Jovi took a long walk on the local beach and though he would never admit this to another living person save Rux, he had felt Donatello with him.

He thought, at last, that his father might have forgiven him for failing to save his sisters, his mother. And for who Antonio had made him.

He’d felt as certain as he could that Donatello might even be proud of him.

“Of course he is,” Rux whispered fiercely that night, their naked bodies slick and tangled tight together. “He loves you. Then, now, and always, you foolish man.”

And he’d taken great pleasure in punishing her for that impertinence.

Some twenty years after the night they’d climbed on that boat and left Sicily in their wake, their babies were grown enough to be in university or in the early stages of their careers, and so Jovi took his beautiful Rux to Buenos Aires for a season.

They danced on cobblestones and laughed into the night.

On one such night, filled with music and light, they walked back to the little flat he’d bought for them. There was no room for children. It was only theirs, and they were holding hands like they were young again as they whispered back and forth about all the things they planned to do to each other when they got back to the flat and closed the door behind them.
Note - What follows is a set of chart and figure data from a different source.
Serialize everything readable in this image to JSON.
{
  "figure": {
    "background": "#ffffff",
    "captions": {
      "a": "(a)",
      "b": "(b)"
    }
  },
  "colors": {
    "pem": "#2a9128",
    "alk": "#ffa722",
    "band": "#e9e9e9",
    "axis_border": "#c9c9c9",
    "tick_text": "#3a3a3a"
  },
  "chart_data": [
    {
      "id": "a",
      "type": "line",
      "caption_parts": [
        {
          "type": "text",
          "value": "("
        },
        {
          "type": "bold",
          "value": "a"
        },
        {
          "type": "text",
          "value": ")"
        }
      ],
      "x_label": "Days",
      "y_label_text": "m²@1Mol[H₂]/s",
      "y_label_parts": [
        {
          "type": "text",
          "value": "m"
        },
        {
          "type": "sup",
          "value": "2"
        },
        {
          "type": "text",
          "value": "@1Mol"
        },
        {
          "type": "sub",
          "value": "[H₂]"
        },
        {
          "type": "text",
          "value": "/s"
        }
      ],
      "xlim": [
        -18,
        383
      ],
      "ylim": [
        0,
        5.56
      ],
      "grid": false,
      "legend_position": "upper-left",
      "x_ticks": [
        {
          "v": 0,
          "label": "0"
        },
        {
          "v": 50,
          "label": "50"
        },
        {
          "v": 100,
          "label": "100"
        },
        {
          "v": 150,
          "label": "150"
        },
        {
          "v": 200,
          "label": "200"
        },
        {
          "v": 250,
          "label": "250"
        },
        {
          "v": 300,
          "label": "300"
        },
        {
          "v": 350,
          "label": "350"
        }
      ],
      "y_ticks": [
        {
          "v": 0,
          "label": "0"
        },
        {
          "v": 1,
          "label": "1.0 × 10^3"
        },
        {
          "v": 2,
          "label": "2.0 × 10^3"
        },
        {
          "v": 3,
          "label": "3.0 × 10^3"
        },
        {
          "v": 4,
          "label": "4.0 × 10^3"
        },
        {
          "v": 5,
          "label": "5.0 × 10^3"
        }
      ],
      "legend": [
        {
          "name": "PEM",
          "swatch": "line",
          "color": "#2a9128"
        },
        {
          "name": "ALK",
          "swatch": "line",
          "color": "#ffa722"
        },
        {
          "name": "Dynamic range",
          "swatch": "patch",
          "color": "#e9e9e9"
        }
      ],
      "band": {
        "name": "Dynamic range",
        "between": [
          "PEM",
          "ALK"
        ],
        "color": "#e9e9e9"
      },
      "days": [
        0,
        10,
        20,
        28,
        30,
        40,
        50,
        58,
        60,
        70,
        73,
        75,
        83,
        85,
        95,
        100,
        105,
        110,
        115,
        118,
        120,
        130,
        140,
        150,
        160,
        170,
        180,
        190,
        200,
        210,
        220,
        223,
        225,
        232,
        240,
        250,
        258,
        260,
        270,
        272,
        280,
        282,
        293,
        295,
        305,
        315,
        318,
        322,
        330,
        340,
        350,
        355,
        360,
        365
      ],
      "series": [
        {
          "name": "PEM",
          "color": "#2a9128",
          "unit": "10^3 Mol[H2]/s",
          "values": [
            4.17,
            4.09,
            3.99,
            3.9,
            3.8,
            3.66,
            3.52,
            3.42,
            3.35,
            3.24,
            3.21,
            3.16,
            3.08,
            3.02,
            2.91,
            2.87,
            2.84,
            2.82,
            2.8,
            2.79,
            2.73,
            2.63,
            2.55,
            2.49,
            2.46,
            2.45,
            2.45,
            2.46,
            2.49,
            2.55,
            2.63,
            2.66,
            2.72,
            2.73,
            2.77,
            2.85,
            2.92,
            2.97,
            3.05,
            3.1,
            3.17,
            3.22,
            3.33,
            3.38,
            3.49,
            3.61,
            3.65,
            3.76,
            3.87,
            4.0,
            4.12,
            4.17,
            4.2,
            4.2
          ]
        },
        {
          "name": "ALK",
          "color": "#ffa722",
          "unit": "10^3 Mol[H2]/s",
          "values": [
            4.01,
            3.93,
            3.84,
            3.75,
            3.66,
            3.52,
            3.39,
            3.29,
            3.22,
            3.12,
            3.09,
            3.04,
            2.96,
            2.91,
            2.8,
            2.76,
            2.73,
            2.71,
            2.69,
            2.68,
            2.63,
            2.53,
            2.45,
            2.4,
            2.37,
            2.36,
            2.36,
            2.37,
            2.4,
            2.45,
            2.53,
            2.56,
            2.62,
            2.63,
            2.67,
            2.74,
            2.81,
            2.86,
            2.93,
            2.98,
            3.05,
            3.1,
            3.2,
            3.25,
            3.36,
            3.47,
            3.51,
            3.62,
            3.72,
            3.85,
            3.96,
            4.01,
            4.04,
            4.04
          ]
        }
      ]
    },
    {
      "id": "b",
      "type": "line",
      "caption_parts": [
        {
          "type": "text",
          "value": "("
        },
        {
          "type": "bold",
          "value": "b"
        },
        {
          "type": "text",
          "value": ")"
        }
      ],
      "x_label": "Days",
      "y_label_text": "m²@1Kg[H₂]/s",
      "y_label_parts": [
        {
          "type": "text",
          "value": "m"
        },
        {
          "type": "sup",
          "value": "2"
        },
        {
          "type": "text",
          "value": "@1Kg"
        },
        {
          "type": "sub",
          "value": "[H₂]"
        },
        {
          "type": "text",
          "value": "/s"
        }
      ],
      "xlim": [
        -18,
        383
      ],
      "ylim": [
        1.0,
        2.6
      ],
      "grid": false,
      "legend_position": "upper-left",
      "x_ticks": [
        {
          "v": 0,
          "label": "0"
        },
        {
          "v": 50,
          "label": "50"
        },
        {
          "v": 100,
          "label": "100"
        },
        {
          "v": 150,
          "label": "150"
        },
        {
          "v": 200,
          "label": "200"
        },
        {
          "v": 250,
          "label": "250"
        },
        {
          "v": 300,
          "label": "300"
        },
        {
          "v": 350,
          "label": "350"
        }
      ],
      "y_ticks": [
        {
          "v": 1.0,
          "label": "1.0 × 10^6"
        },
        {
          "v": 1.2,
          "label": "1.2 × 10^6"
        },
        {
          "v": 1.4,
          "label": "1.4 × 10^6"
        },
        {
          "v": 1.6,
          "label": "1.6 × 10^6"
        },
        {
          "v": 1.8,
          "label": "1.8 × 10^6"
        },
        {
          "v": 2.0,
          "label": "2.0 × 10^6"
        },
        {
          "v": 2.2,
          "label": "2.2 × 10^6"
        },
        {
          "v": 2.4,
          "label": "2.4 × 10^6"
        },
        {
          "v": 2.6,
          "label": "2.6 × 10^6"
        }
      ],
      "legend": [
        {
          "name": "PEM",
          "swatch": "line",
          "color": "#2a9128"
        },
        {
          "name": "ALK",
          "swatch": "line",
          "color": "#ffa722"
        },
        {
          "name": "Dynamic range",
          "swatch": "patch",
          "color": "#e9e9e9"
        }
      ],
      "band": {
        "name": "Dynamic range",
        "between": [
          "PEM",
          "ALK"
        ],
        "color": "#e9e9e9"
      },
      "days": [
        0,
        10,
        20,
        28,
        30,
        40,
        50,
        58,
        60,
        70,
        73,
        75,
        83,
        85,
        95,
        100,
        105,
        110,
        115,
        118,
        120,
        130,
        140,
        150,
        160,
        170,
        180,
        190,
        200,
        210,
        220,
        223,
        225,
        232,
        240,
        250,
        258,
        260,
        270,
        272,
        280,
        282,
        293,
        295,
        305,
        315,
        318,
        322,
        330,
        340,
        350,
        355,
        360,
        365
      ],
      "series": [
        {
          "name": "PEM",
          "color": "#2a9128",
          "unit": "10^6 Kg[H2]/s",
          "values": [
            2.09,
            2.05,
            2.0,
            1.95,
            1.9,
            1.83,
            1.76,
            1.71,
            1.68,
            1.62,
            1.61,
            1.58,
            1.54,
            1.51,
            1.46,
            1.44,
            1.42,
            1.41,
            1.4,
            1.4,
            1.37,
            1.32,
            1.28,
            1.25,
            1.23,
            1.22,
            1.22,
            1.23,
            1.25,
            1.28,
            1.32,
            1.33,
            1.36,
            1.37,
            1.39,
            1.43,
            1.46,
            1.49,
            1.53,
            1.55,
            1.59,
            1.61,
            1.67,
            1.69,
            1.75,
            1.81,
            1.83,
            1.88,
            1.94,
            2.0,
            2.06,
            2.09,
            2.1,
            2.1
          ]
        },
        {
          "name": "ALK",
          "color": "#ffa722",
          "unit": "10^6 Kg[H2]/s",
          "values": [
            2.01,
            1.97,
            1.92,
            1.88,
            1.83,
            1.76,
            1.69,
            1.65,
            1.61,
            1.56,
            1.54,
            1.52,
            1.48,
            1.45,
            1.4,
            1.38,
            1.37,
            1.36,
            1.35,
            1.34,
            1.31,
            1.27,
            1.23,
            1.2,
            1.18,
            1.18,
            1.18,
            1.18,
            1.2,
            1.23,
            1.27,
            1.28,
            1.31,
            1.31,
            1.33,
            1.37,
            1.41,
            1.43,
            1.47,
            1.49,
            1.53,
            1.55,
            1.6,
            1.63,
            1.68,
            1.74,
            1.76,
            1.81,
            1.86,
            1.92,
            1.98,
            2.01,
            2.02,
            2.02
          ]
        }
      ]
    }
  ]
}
“I still can’t believe you’re real,” Rux told him, smiling up at him. He had put a ring on her finger before their first daughter was born. They had spoken the vows that they had lived since the day they’d met, giving them that extra power. He liked to play with the sparkling stone as they walked, reminding him that she was his. Always his. “Sometimes I think I’ll wake up in that bedroom in my father’s house and find this was all a dream.”

Boris Ardelean had met the unpleasant end he deserved. Rux’s stepmother, on the other hand, was thriving. She had done very well indeed, helped along by a little judicious aid from Jovi over time. It was too dangerous to meet up with her, but somehow, Jovi thought that a woman like Katarzyna would understand how and why she had a very specific guardian angel.

When Katarzyna had proved this by managing to find a way to get Rux the only picture that she’d ever had of her mother, Rux had cried and cried.I thought this was lost the way she was, she’d told him.This means more than you know.

But he knew. He knew too well, as he’d watched his children grow up with the faces of those that he and Rux had lost. Only better, because they were entirely themselves.

And wholly free.

“It’s not a dream,” he told her as they walked, both of them shimmering with tango and local cocktails. “It’s so much better than that,mia vita. It’s our beautiful life. It’s love. It’s us.”

Then he backed her up against the nearest wall and kissed her with all the passion they’d always had, and always would.

“You had better get me home,” she told him, her arms looped around his neck. It was an order, and she delivered it with that smile of hers that was still the whole sun to him.

“As you wish,” he murmured in reply, the way he always did.

And he hurried her back to the flat so he could get inside her, hold her close, and make sure she shined as bright as possible while she exploded all around him.

The way she always did, like fireworks.

Because the fire they’d made together never went out. It only got better.

And as long as they were together, all the rest of their days and the breaths that they took, it always would.